Pero este no es el caso de su obra seminal “Los Desposeídos”, obra de considerable mérito literario, ganadora de los premios Hugo y Nébula y que contribuyó decisivamente a cimentar la reputación de su autora; un libro cuyo protagonista es la encarnación del anarquismo ideal en el mundo del que es nativo y la de la marginación en el mundo en el que es forastero.
“Los
Desposeídos” ilustra particularmente bien los intentos que realizó el subgénero
utópico en los años 70 del pasado siglo por superar las críticas que
habitualmente se dirigían hacia él por aportar sólo recetas para el
estancamiento y la represión. En este sentido, fue una obra central en las
llamadas “utopías abiertas” o “utopías críticas” de este periodo. Le Guin es de
obligado estudio entre los utopistas de los 70 no solo porque “Los Desposeídos”

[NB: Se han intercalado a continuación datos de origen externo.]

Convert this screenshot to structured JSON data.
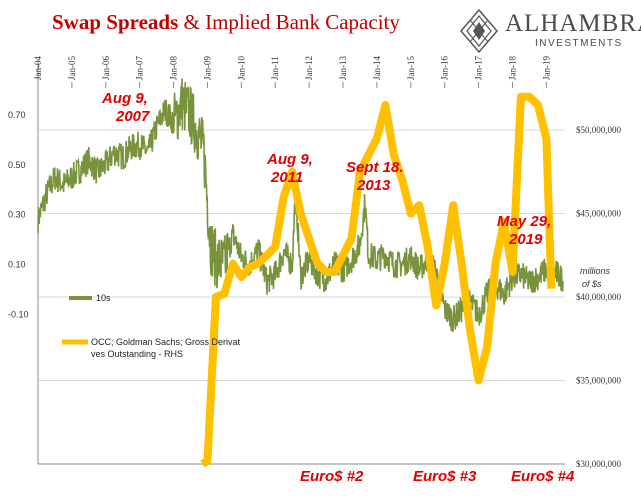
{
  "title": {
    "bold_part": "Swap Spreads",
    "rest_part": " & Implied Bank Capacity"
  },
  "logo": {
    "name": "ALHAMBRA",
    "subtitle": "INVESTMENTS",
    "icon": "diamond-lattice-icon"
  },
  "colors": {
    "swap_series": "#77933c",
    "occ_series": "#ffc000",
    "annotation": "#e00000",
    "title": "#c00000"
  },
  "chart_data": {
    "type": "line",
    "title": "Swap Spreads & Implied Bank Capacity",
    "x_ticks": [
      "Jan-04",
      "Jan-05",
      "Jan-06",
      "Jan-07",
      "Jan-08",
      "Jan-09",
      "Jan-10",
      "Jan-11",
      "Jan-12",
      "Jan-13",
      "Jan-14",
      "Jan-15",
      "Jan-16",
      "Jan-17",
      "Jan-18",
      "Jan-19"
    ],
    "x_range": [
      2004.0,
      2019.55
    ],
    "y_left": {
      "ticks": [
        "0.70",
        "0.50",
        "0.30",
        "0.10",
        "-0.10"
      ],
      "tick_values": [
        0.7,
        0.5,
        0.3,
        0.1,
        -0.1
      ],
      "range": [
        -0.7,
        0.8
      ]
    },
    "y_right": {
      "label": "millions of $s",
      "ticks": [
        "$50,000,000",
        "$45,000,000",
        "$40,000,000",
        "$35,000,000",
        "$30,000,000"
      ],
      "tick_values": [
        50000000,
        45000000,
        40000000,
        35000000,
        30000000
      ],
      "range": [
        30000000,
        52400000
      ]
    },
    "grid": "horizontal",
    "legend": "left",
    "series": [
      {
        "name": "10s",
        "axis": "left",
        "x": [
          2004.0,
          2004.25,
          2004.5,
          2004.75,
          2005.0,
          2005.25,
          2005.5,
          2005.75,
          2006.0,
          2006.25,
          2006.5,
          2006.75,
          2007.0,
          2007.25,
          2007.5,
          2007.6,
          2007.75,
          2008.0,
          2008.25,
          2008.5,
          2008.75,
          2008.9,
          2009.0,
          2009.1,
          2009.25,
          2009.5,
          2009.75,
          2010.0,
          2010.25,
          2010.5,
          2010.75,
          2011.0,
          2011.25,
          2011.5,
          2011.6,
          2011.75,
          2012.0,
          2012.25,
          2012.5,
          2012.75,
          2013.0,
          2013.25,
          2013.5,
          2013.65,
          2013.75,
          2014.0,
          2014.25,
          2014.5,
          2014.75,
          2015.0,
          2015.25,
          2015.5,
          2015.75,
          2016.0,
          2016.25,
          2016.5,
          2016.75,
          2017.0,
          2017.25,
          2017.5,
          2017.75,
          2018.0,
          2018.25,
          2018.5,
          2018.75,
          2019.0,
          2019.25,
          2019.5
        ],
        "values": [
          0.28,
          0.38,
          0.45,
          0.42,
          0.45,
          0.48,
          0.52,
          0.47,
          0.5,
          0.55,
          0.53,
          0.57,
          0.58,
          0.55,
          0.65,
          0.68,
          0.72,
          0.67,
          0.75,
          0.7,
          0.62,
          0.55,
          0.35,
          0.18,
          0.12,
          0.1,
          0.22,
          0.13,
          0.1,
          0.16,
          0.03,
          0.06,
          0.15,
          0.1,
          0.4,
          0.05,
          0.12,
          0.06,
          0.04,
          0.1,
          0.08,
          0.12,
          0.18,
          0.35,
          0.14,
          0.12,
          0.14,
          0.1,
          0.1,
          0.13,
          0.08,
          0.12,
          0.07,
          -0.08,
          -0.12,
          -0.08,
          -0.05,
          -0.1,
          -0.02,
          0.02,
          -0.02,
          0.05,
          0.06,
          0.03,
          0.05,
          0.08,
          0.07,
          0.04
        ]
      },
      {
        "name": "OCC; Goldman Sachs; Gross Derivatives Outstanding - RHS",
        "axis": "right",
        "x": [
          2008.85,
          2009.0,
          2009.25,
          2009.5,
          2009.75,
          2010.0,
          2010.25,
          2010.5,
          2010.75,
          2011.0,
          2011.25,
          2011.5,
          2011.75,
          2012.0,
          2012.25,
          2012.5,
          2012.75,
          2013.0,
          2013.25,
          2013.5,
          2013.75,
          2014.0,
          2014.25,
          2014.5,
          2014.75,
          2015.0,
          2015.25,
          2015.5,
          2015.75,
          2016.0,
          2016.25,
          2016.5,
          2016.75,
          2017.0,
          2017.25,
          2017.5,
          2017.75,
          2018.0,
          2018.25,
          2018.5,
          2018.75,
          2019.0,
          2019.15
        ],
        "values": [
          30000000,
          30200000,
          40000000,
          40200000,
          42000000,
          41200000,
          41800000,
          42000000,
          42500000,
          43000000,
          46000000,
          47500000,
          45000000,
          43500000,
          42000000,
          41500000,
          41500000,
          42500000,
          43500000,
          47500000,
          48500000,
          49500000,
          51500000,
          48500000,
          47000000,
          45000000,
          45500000,
          43000000,
          39500000,
          42000000,
          45500000,
          42000000,
          38000000,
          35000000,
          37000000,
          42000000,
          44500000,
          41500000,
          52000000,
          52000000,
          51500000,
          49500000,
          40500000
        ]
      }
    ],
    "annotations": [
      {
        "text": [
          "Aug 9,",
          "2007"
        ],
        "x": 2007.6,
        "y": 0.68
      },
      {
        "text": [
          "Aug 9,",
          "2011"
        ],
        "x": 2011.6,
        "y": 0.4
      },
      {
        "text": [
          "Sept 18.",
          "2013"
        ],
        "x": 2013.7,
        "y": 0.35
      },
      {
        "text": [
          "May 29,",
          "2019"
        ],
        "x": 2019.4,
        "y": 0.05
      },
      {
        "text": [
          "Euro$ #2"
        ],
        "x": 2012.3,
        "y_right": 30700000
      },
      {
        "text": [
          "Euro$ #3"
        ],
        "x": 2016.0,
        "y_right": 30700000
      },
      {
        "text": [
          "Euro$ #4"
        ],
        "x": 2018.5,
        "y_right": 30700000
      }
    ]
  }
}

sea quizá la raíz central del renacimiento de la utopía sino porque otros de
sus trabajos incluyen también elementos similares, como “La Rueda Celeste”, en
el que explora una diversidad de escenarios tanto utópicos como distópicos.
Se
trata esta una compleja obra política que bebe de diferentes fuentes utópicas,
desde el taoísmo a los pensadores anarquistas y socialistas (como Kropotkin o
Fourier) pasando por movimientos contraculturales de los años 60 y primeros 70
del pasado siglo. De hecho, el crítico literario, filósofo y teórico marxista
norteamericano Fredric Jameson definió el libro de Le Guin como “la más rica
reinvención del género” utópico que había dimanado del caldo político de los
60.
Para la tradición occidental de pensamiento politico,
que comienza con Aristóteles y continúa de la mano de filósofos tan diversos
como el conservador Edmund Burke, el radical Thomas Paine, el liberal Lord
Macaulay, el comunista Antonio Gramsci, el socialista Tony Polan y el
socialdemócrata Bernard Crick, la política es el foro en el que los pueblos
libres –no siempre integrados, eso sí, por la mayoría de la población adulta-
pueden exponer sus conflictos de interés y llegar a compromisos pacíficos. Para
muchos de esos pensadores, ese foro es una institución tan importante para una sociedad
libre como el Mercado o la Justicia, siendo precisamente la interacción entre
política, economía y justicia el sustrato de la vida pública. Pero en una Utopía no hay
política (al menos eso es lo que a menudo se espera de ella al escoger sólo sus
características más indeseables). Y en su vecina Distopía el gobierno del
pueblo ha sido reemplazado por la administración de las cosas. Así que, para
muchos comentaristas, la consecuencia de una y otra sociedad es la falta de
libertad.
Más allá de las utopias o distopías, la CF reserva para la Política dos zonas relativamente bien diferenciadas: ficciones que tienen en cuenta el proceso politico o incluso lo convierten en su núcleo central; y ficciones en cuyo trasfondo o trama se examinan las consecuencias de cierta filosofía política. Las primeras suelen ser las menos comunes. Como disciplina práctica en la que intervienen las coaliciones, los compromisos, el conflicto y la coerción, requiere un esquema y prioridades mentales no muy frecuentes entre los lectores y autores de CF, más inclinados hacia la ciencia, la tecnología o incluso la economía.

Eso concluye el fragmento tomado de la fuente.